I'm sure Joss Whedon means well, but ugh. If this is his idea of "feminism," he's way off base. Echo is being put forward as a weepy victim - she gets herself into this mess, and her only excuse is that she was "confused and scared," poor dear - as though that's a valid excuse for a grownup to use.
She's presented in an objectified fashion, yet we're supposed to cheer her ass-kicking abilities and root for her to get out of the situation that was caused by her weakness and stupidity, or maybe just gullibility, in the first place.
In short, Echo is presented, not as an adult women but as an overgrown child, in desperate need of protection by her big, strong FBI rescuer.

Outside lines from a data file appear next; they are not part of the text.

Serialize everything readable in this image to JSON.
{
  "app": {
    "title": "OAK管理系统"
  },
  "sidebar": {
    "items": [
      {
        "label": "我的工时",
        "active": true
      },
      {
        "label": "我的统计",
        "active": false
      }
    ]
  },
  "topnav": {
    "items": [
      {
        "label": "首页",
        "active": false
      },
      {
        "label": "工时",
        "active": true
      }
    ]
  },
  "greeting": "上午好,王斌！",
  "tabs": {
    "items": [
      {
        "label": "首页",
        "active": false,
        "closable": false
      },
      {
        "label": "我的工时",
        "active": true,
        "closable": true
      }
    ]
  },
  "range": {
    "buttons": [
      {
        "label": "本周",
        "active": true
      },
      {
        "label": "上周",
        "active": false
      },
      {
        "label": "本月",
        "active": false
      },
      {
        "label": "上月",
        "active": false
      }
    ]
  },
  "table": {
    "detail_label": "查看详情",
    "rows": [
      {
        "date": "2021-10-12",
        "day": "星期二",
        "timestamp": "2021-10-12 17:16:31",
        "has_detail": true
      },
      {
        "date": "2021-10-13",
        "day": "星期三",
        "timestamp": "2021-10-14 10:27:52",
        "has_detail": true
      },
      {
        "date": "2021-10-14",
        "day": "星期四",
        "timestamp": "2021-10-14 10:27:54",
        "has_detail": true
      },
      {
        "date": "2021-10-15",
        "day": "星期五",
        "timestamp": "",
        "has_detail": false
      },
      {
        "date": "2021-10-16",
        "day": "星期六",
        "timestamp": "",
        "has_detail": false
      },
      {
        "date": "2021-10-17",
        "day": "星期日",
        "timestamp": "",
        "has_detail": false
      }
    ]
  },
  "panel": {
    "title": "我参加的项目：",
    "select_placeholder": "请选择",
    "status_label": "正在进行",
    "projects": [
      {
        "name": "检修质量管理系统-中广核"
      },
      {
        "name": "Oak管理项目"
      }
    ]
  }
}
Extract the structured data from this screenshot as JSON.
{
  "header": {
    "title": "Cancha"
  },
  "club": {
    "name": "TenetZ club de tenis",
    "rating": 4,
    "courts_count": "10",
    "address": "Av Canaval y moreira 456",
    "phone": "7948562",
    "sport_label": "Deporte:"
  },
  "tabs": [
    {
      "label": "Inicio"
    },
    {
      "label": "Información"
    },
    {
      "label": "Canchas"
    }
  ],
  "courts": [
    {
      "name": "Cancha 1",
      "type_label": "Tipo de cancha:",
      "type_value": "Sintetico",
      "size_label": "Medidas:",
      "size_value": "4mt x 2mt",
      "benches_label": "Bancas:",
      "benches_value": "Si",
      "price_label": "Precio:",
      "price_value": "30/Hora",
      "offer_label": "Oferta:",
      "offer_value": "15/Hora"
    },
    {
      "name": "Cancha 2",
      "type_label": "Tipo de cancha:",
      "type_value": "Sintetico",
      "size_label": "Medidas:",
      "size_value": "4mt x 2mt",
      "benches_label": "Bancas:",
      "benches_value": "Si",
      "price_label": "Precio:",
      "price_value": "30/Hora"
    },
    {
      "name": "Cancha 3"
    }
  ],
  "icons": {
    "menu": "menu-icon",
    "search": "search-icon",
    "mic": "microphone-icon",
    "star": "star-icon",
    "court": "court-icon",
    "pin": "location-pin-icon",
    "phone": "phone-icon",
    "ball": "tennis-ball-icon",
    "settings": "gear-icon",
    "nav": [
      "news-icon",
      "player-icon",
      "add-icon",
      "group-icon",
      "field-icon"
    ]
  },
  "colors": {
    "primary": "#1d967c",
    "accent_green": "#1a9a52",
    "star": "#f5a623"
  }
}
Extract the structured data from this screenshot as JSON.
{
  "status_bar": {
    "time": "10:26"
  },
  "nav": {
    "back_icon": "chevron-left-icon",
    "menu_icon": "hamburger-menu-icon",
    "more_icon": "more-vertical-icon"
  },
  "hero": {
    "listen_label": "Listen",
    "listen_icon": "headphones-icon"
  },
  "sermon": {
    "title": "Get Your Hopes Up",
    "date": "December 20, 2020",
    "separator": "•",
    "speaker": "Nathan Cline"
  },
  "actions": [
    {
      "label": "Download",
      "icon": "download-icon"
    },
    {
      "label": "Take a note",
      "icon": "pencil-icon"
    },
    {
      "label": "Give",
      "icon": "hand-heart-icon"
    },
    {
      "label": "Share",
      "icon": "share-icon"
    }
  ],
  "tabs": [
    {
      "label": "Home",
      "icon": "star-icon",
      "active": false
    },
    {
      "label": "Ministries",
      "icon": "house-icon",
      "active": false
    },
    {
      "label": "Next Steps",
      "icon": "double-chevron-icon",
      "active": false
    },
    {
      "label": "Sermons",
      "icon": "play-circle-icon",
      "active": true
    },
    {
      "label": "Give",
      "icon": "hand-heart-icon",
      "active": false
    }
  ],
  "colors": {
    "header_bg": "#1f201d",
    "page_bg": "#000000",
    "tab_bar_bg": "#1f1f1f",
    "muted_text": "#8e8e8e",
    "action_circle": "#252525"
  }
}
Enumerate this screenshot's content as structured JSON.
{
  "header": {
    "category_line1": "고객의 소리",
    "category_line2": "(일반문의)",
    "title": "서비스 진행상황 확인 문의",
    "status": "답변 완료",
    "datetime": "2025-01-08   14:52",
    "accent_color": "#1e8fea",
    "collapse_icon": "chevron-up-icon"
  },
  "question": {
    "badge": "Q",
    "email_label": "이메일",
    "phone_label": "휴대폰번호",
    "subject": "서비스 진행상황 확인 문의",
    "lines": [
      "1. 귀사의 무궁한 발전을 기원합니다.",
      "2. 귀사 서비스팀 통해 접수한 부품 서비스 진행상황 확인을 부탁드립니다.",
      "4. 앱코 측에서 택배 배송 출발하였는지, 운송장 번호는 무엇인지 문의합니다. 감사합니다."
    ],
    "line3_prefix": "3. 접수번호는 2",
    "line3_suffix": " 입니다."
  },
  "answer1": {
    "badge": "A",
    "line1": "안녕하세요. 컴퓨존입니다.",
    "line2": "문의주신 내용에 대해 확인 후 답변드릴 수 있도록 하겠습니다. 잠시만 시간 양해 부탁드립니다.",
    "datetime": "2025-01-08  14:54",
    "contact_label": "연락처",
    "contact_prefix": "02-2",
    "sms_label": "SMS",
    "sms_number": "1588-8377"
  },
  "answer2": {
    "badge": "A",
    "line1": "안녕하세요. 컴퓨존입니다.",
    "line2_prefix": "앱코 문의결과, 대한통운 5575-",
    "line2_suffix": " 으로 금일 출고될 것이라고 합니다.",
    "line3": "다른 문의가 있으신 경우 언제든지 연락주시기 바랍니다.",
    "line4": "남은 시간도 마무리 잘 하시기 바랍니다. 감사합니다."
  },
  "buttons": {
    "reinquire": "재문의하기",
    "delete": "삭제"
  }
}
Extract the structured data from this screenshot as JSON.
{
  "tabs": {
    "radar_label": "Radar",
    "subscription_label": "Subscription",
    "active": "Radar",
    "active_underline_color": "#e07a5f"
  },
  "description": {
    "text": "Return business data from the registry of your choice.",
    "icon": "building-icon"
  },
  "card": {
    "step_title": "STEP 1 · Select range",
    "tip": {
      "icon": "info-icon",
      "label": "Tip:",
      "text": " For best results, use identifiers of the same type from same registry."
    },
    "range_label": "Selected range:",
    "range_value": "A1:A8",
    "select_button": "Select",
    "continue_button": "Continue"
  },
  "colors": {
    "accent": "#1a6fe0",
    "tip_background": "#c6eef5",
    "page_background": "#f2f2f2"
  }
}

I have the sickening feeling that we are witnessing Whedon's fantasies about saving nubile young helpless females, and I really don't care/don't want to know about his rather distateful fantasies. But who knows, maybe the evildoers at Fox are to blame?
Dollhouse's premise is similar to that short-lived show at NBC this season,
My Own Worst Enemy, about a brainwashed spy whose amnesia kept his "innocent" self insulated from his other side. Okay it wasn't the best show but somehow NBC managed to keep from sexualizing Christian Slater in the least. Now why oh why can't Fox manage the same trick with a female lead character in a very parallel role? Hmm, I wonder.
Dollhouse is a thinly veiled metaphor for prostitution, in my opinion.
That's not a bad thing to base a show on, as long as it really is a metaphor (meaning the prostitution is never literal). Even better would be to explode our expectations by making the lead character male, and even better still, not particularly attractive. If the prostitution is metaphorical, you don't need Eliza Dushku.
Is this an "apology" for his supposed glamorization of prostitution in Firefly (And I didn't think it was particularly glamorous there)
This is far too exploitative to be an "apology." He's capitalizing on the titilation associated with his very thinly disguised prostitution metaphor and hypocritically trying to hide behind the excuse that after all, the Dolls kick ass. While wearing very tight clothes. Who does he think he's fooling?
Edited by Temis the Vorta, Feb 22, 2009 @ 8:51 PM.